Per quanto si potrebbe brancolare nel buio per i prossimi giorni – e più avanti vedremo perché – i mercati cominciano a posizionarsi in relazione al possibile esito delle elezioni USA. Molti titoli sono una sorta di scommessa binaria sulle elezioni e sono anche quelli che stanno muovendosi maggiormente in queste ore ancora a urne aperte negli USA.

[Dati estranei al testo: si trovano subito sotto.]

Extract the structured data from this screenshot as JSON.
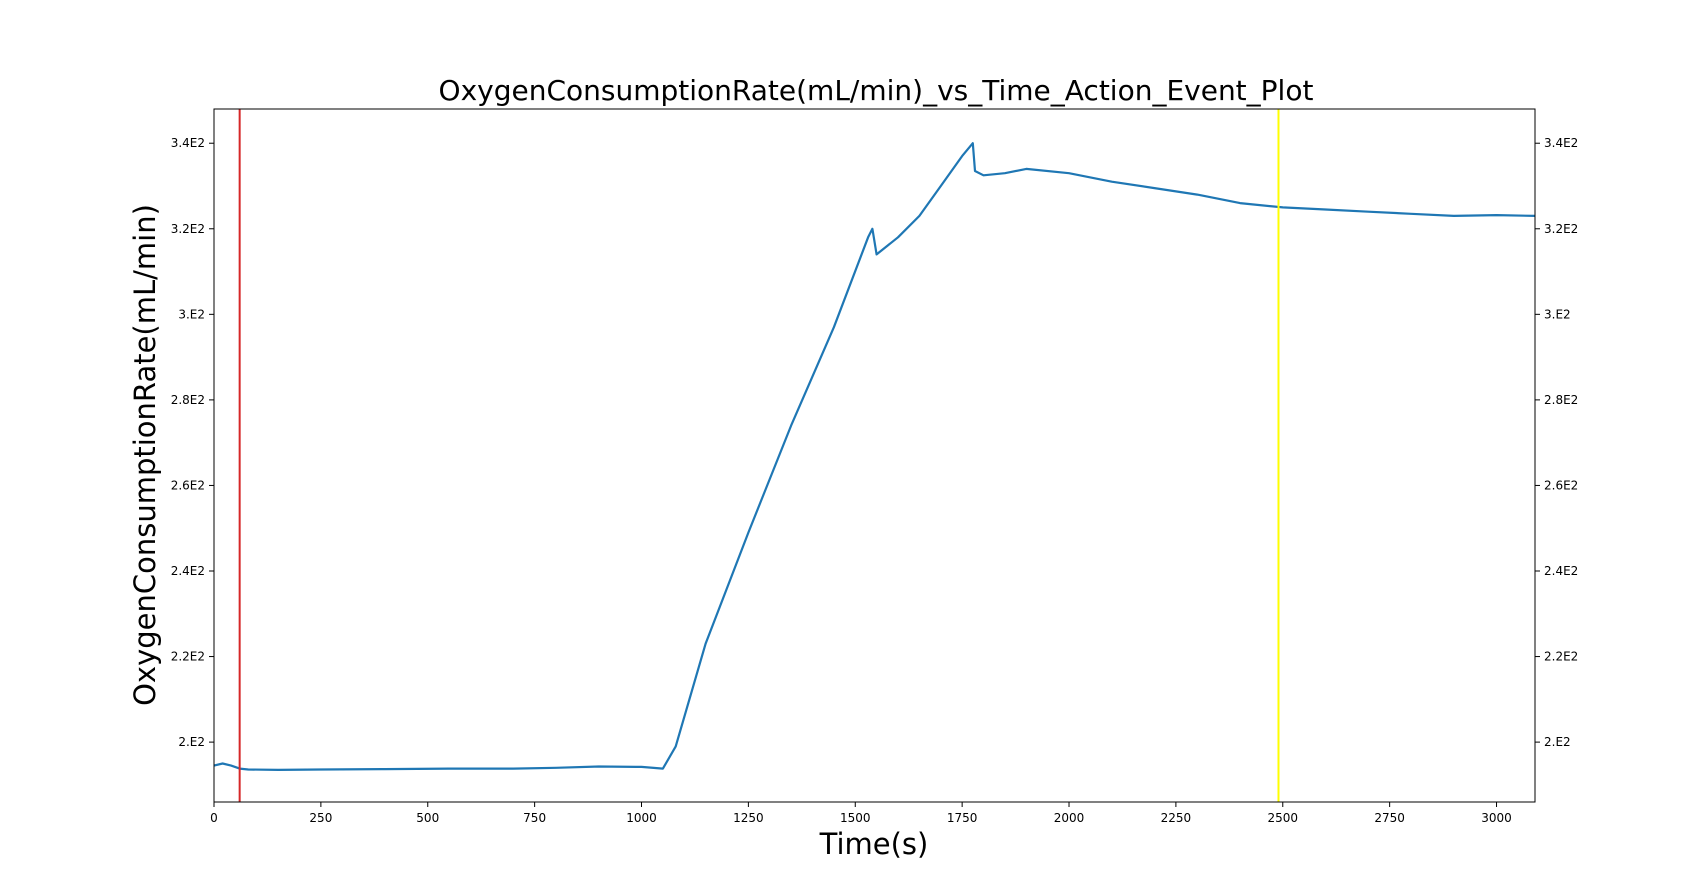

Una concomitanza di votazioni a borse aperte – tra le altre cose con i primi early vote che vengono conteggiati già – che agli europei e in particolare agli italiani sembrerà relativamente strana. Sia perché in genere le elezioni si tengono nei festivi, con la possibilità di una coda il lunedì, sia perché difficilmente le elezioni hanno un impatto così radicale sull’andamento delle borse, almeno dalle nostre parti. C’è l’andamento di almeno tre titoli e comparti che è interessante analizzare in queste prime ore.

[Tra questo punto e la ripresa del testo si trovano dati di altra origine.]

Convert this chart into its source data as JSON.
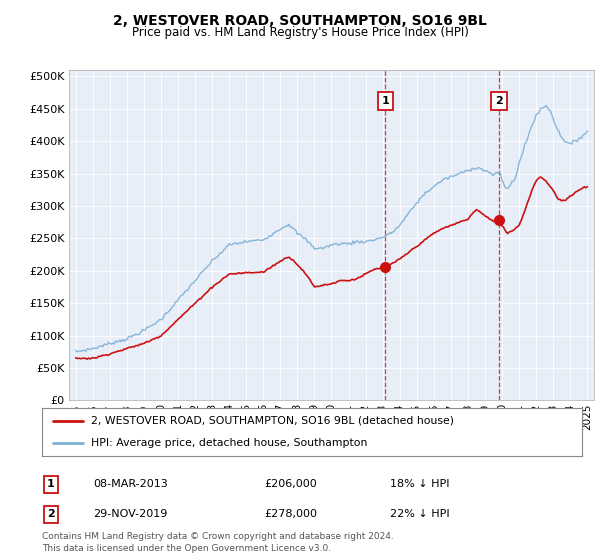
{
  "title": "2, WESTOVER ROAD, SOUTHAMPTON, SO16 9BL",
  "subtitle": "Price paid vs. HM Land Registry's House Price Index (HPI)",
  "ylim": [
    0,
    510000
  ],
  "yticks": [
    0,
    50000,
    100000,
    150000,
    200000,
    250000,
    300000,
    350000,
    400000,
    450000,
    500000
  ],
  "hpi_color": "#7bafd4",
  "price_color": "#cc1111",
  "bg_color": "#ffffff",
  "plot_bg_color": "#e8eef8",
  "grid_color": "#ffffff",
  "transaction1_price": 206000,
  "transaction2_price": 278000,
  "legend_label_price": "2, WESTOVER ROAD, SOUTHAMPTON, SO16 9BL (detached house)",
  "legend_label_hpi": "HPI: Average price, detached house, Southampton",
  "footer": "Contains HM Land Registry data © Crown copyright and database right 2024.\nThis data is licensed under the Open Government Licence v3.0.",
  "hpi_anchors_t": [
    1995.0,
    1996.0,
    1997.0,
    1998.0,
    1999.0,
    2000.0,
    2001.0,
    2002.0,
    2003.0,
    2004.0,
    2005.0,
    2006.0,
    2007.0,
    2007.5,
    2008.0,
    2008.5,
    2009.0,
    2009.5,
    2010.0,
    2010.5,
    2011.0,
    2011.5,
    2012.0,
    2012.5,
    2013.0,
    2013.5,
    2014.0,
    2014.5,
    2015.0,
    2015.5,
    2016.0,
    2016.5,
    2017.0,
    2017.5,
    2018.0,
    2018.5,
    2019.0,
    2019.5,
    2019.9,
    2020.0,
    2020.3,
    2020.8,
    2021.0,
    2021.3,
    2021.7,
    2022.0,
    2022.3,
    2022.6,
    2022.9,
    2023.0,
    2023.3,
    2023.7,
    2024.0,
    2024.3,
    2024.7,
    2025.0
  ],
  "hpi_anchors_p": [
    75000,
    80000,
    88000,
    95000,
    108000,
    125000,
    155000,
    185000,
    215000,
    240000,
    245000,
    248000,
    265000,
    272000,
    258000,
    248000,
    235000,
    235000,
    240000,
    242000,
    242000,
    245000,
    245000,
    248000,
    252000,
    258000,
    270000,
    288000,
    305000,
    320000,
    330000,
    340000,
    345000,
    350000,
    355000,
    360000,
    355000,
    348000,
    352000,
    340000,
    325000,
    345000,
    365000,
    390000,
    420000,
    440000,
    450000,
    455000,
    445000,
    435000,
    415000,
    400000,
    395000,
    400000,
    408000,
    415000
  ],
  "price_anchors_t": [
    1995.0,
    1996.0,
    1997.0,
    1998.0,
    1999.0,
    2000.0,
    2001.0,
    2002.0,
    2003.0,
    2004.0,
    2005.0,
    2006.0,
    2007.0,
    2007.5,
    2008.0,
    2008.5,
    2009.0,
    2009.5,
    2010.0,
    2010.5,
    2011.0,
    2011.5,
    2012.0,
    2012.5,
    2013.0,
    2013.25,
    2013.5,
    2014.0,
    2014.5,
    2015.0,
    2015.5,
    2016.0,
    2016.5,
    2017.0,
    2017.5,
    2018.0,
    2018.5,
    2019.0,
    2019.5,
    2019.92,
    2020.0,
    2020.3,
    2020.6,
    2021.0,
    2021.3,
    2021.7,
    2022.0,
    2022.3,
    2022.6,
    2022.9,
    2023.0,
    2023.3,
    2023.7,
    2024.0,
    2024.3,
    2024.7,
    2025.0
  ],
  "price_anchors_p": [
    65000,
    65000,
    72000,
    80000,
    88000,
    100000,
    125000,
    150000,
    175000,
    195000,
    197000,
    198000,
    215000,
    222000,
    210000,
    195000,
    175000,
    178000,
    180000,
    185000,
    185000,
    188000,
    195000,
    202000,
    205000,
    206000,
    210000,
    218000,
    228000,
    238000,
    248000,
    258000,
    265000,
    270000,
    275000,
    280000,
    295000,
    285000,
    276000,
    278000,
    270000,
    258000,
    262000,
    270000,
    290000,
    320000,
    340000,
    345000,
    338000,
    328000,
    325000,
    310000,
    308000,
    315000,
    320000,
    328000,
    330000
  ]
}
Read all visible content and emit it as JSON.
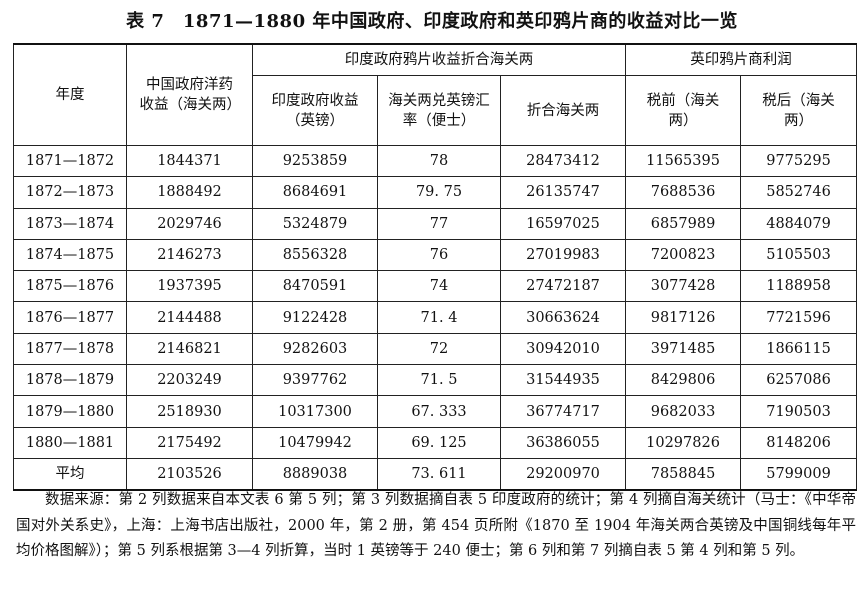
{
  "title": "表 7　1871—1880 年中国政府、印度政府和英印鸦片商的收益对比一览",
  "headers": {
    "year": "年度",
    "china_revenue": "中国政府洋药收益（海关两）",
    "india_group": "印度政府鸦片收益折合海关两",
    "india_pounds": "印度政府收益（英镑）",
    "exchange_rate": "海关两兑英镑汇率（便士）",
    "india_taels": "折合海关两",
    "merchant_group": "英印鸦片商利润",
    "pre_tax": "税前（海关两）",
    "post_tax": "税后（海关两）"
  },
  "rows": [
    {
      "year": "1871—1872",
      "china": "1844371",
      "india_gbp": "9253859",
      "rate": "78",
      "india_taels": "28473412",
      "pre_tax": "11565395",
      "post_tax": "9775295"
    },
    {
      "year": "1872—1873",
      "china": "1888492",
      "india_gbp": "8684691",
      "rate": "79. 75",
      "india_taels": "26135747",
      "pre_tax": "7688536",
      "post_tax": "5852746"
    },
    {
      "year": "1873—1874",
      "china": "2029746",
      "india_gbp": "5324879",
      "rate": "77",
      "india_taels": "16597025",
      "pre_tax": "6857989",
      "post_tax": "4884079"
    },
    {
      "year": "1874—1875",
      "china": "2146273",
      "india_gbp": "8556328",
      "rate": "76",
      "india_taels": "27019983",
      "pre_tax": "7200823",
      "post_tax": "5105503"
    },
    {
      "year": "1875—1876",
      "china": "1937395",
      "india_gbp": "8470591",
      "rate": "74",
      "india_taels": "27472187",
      "pre_tax": "3077428",
      "post_tax": "1188958"
    },
    {
      "year": "1876—1877",
      "china": "2144488",
      "india_gbp": "9122428",
      "rate": "71. 4",
      "india_taels": "30663624",
      "pre_tax": "9817126",
      "post_tax": "7721596"
    },
    {
      "year": "1877—1878",
      "china": "2146821",
      "india_gbp": "9282603",
      "rate": "72",
      "india_taels": "30942010",
      "pre_tax": "3971485",
      "post_tax": "1866115"
    },
    {
      "year": "1878—1879",
      "china": "2203249",
      "india_gbp": "9397762",
      "rate": "71. 5",
      "india_taels": "31544935",
      "pre_tax": "8429806",
      "post_tax": "6257086"
    },
    {
      "year": "1879—1880",
      "china": "2518930",
      "india_gbp": "10317300",
      "rate": "67. 333",
      "india_taels": "36774717",
      "pre_tax": "9682033",
      "post_tax": "7190503"
    },
    {
      "year": "1880—1881",
      "china": "2175492",
      "india_gbp": "10479942",
      "rate": "69. 125",
      "india_taels": "36386055",
      "pre_tax": "10297826",
      "post_tax": "8148206"
    },
    {
      "year": "平均",
      "china": "2103526",
      "india_gbp": "8889038",
      "rate": "73. 611",
      "india_taels": "29200970",
      "pre_tax": "7858845",
      "post_tax": "5799009"
    }
  ],
  "note": "数据来源：第 2 列数据来自本文表 6 第 5 列；第 3 列数据摘自表 5 印度政府的统计；第 4 列摘自海关统计（马士：《中华帝国对外关系史》，上海：上海书店出版社，2000 年，第 2 册，第 454 页所附《1870 至 1904 年海关两合英镑及中国铜线每年平均价格图解》）；第 5 列系根据第 3—4 列折算，当时 1 英镑等于 240 便士；第 6 列和第 7 列摘自表 5 第 4 列和第 5 列。"
}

I mercati aprono a Donald Trump? Tre sì che arrivano dai mercati

C’è da fare una premessa prima di guardare alle performance degli asset che starebbero confermando una sorta di pregiudizio pro-Trump. Con ogni probabilità in diversi si stanno posizionando con l’arrivo dei primi early vote conteggiati, non tenendo conto del fatto che anche nelle precedenti elezioni questi finirono per favorire Trump, salvo poi essere smentiti. In Florida il candidato repubblicano sembrerebbe essere sufficientemente tranquillo, ma è anche vero che mai era stata messa in discussione la possibilità che la Florida diventasse blu.

  • DJT

È il titolo a mo’ di opzione sull’elezione di Donald Trump. Dopo un andamento in larga parte ondivago nel corso dell’ultima settimana di ottobre, il titolo ha ripreso a crescere. Oggi fa registrare un solido +14%, che sembrerebbe essere un messaggio dei mercati su quanto si aspettano che arrivi dalle elezioni. Scommessa però assai rischiosa, almeno in questo preciso momento, quando di dati concreti se ne hanno ancora molto pochi e forse troppo pochi.

  • Bitcoin

È tornato sopra i 70.000$, con una corsa importante che ha occupato quasi tutta la sessione di scambi negli USA. Anche Bitcoin è ritenuto una sorta di Trump trade, ovvero un asset che avrebbe giovamento dall’eventuale vittoria repubblicana. Anche qui però è consigliata la massima attenzione. Siamo sia in un campo invero assai volatile, sia ancora nella speculazione più assoluta e totale.

  • SPX500

Pimpante, molto. Un vecchio adagio di Wall Street dice che SPX500 difficilmente si interessa delle elezioni, ed è forse la cosa più saggia da portare a casa nel contesto attuale. Prima di attribuire il potere di vaticinio ai movimenti di mercato oggi, sarà il caso di vedere almeno i primi voti importanti che… arriveranno.